Some critics on the left say Newsom took credit for Healthy San Francisco only after it was deemed a success.
“Newsom is claiming credit for something he didn’t really do and didn’t support,” said Tom Ammiano, the former San Francisco supervisor and state assembly member who was chief architect of Healthy San Francisco. “If anything, I would say he did his best to undermine it.”
While Newsom liked the idea of universal health care in San Francisco, he did not publicly support the requirement for restaurants to contribute to employees’ health benefits, according to Ammiano and others who worked on Healthy San Francisco. But the Board of Supervisors voted unanimously for Healthy San Francisco, blocking any chance for a veto, and then Newsom signed it into law.

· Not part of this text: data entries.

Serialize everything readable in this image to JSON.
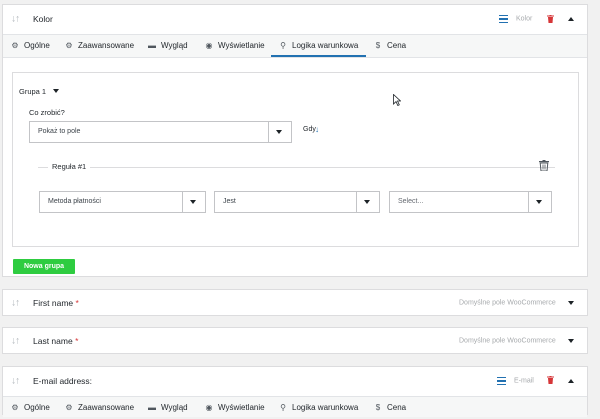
{
  "fields": {
    "kolor": {
      "title": "Kolor",
      "meta": "Kolor"
    },
    "first_name": {
      "title": "First name",
      "required_mark": "*",
      "meta": "Domyślne pole WooCommerce"
    },
    "last_name": {
      "title": "Last name",
      "required_mark": "*",
      "meta": "Domyślne pole WooCommerce"
    },
    "email": {
      "title": "E-mail address:",
      "meta": "E-mail"
    }
  },
  "tabs": [
    {
      "label": "Ogólne",
      "icon": "gear-icon"
    },
    {
      "label": "Zaawansowane",
      "icon": "gears-icon"
    },
    {
      "label": "Wygląd",
      "icon": "paint-roller-icon"
    },
    {
      "label": "Wyświetlanie",
      "icon": "eye-icon"
    },
    {
      "label": "Logika warunkowa",
      "icon": "magic-wand-icon"
    },
    {
      "label": "Cena",
      "icon": "dollar-icon"
    }
  ],
  "active_tab": "Logika warunkowa",
  "logic": {
    "group_label": "Grupa 1",
    "action_label": "Co zrobić?",
    "action_value": "Pokaż to pole",
    "when_label": "Gdy",
    "rule_label": "Reguła #1",
    "rule_field": "Metoda płatności",
    "rule_operator": "Jest",
    "rule_value_placeholder": "Select...",
    "new_group_button": "Nowa grupa"
  },
  "colors": {
    "accent": "#2271b1",
    "danger": "#d63638",
    "button_green": "#2ecc40"
  }
}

After it passed in 2006, the Golden Gate Restaurant Association sued San Francisco, arguing unsuccessfully that forcing restaurants to chip in on employees’ benefits was in conflict with a federal law governing employee benefits. “We went to court three times, and three times we won,” Ammiano said. “Where was Gavin? He never entered that fray. He never supported it, never did anything publicly.”
San Francisco progressives, like Ammiano and others, have never cared for Newsom’s pro-business stance (Newsom has owned wine shops and numerous other small businesses with about 700 employees), or what they see as his slick persona when he was mayor from 2004 to 2011. Among some circles in San Francisco, Newsom was known as “Mayor Press Release,” meaning he had a lot of big ideas but little follow-through.
The San Francisco League of Pissed Off Voters, a progressive political organization that puts out a voter guide, called Newsom a “substanceless glad-hander” who “has been flashing fake smiles, pretending to be progressive for the cameras. … He’s a machine-politics climber who claims to fight for the dispossessed but never seems to get around to actually doing anything for them.”
But even as a vocal critic of Newsom, Ammiano said he plans on voting for him as governor. “There is no third option,” Ammiano said. “I don’t believe in not voting, and I could never do Cox.”
A governor would face numerous hurdles in fundamentally restructuring the state health care system to cover everyone, including getting buy-in from the feds and confronting opposition from insurers and others invested in the status quo.
But Newsom’s supporters say that a governor, at least, would have more authority than a mayor.
“The state has much more power over health care delivery than the county of San Francisco,” said Katz, now president and CEO of NYC Health + Hospitals. “There are many more levers when you are the governor than when you are the mayor.”
Ken Jacobs, chair of the Center for Labor Research and Education at UC Berkeley and a member of the council that helped craft Healthy San Francisco, agreed.
For instance, Newsom could push to expand Medi-Cal — the public insurance program for low-income Californians — to include undocumented immigrants, said Jacobs, co-author of Universal Health Care: Lessons From San Francisco. Also, he could prevail upon legislators to institute a state mandate for health insurance and provide state subsidies to help cover the cost.
That wouldn’t meet the definition of “single-payer” but would tap a variety of sources to pay into a system that aspires to cover everyone.
Whatever approach he takes, Jacobs said, “Gavin Newsom took the issue of health care very seriously as mayor, and I would expect him to do so as governor.”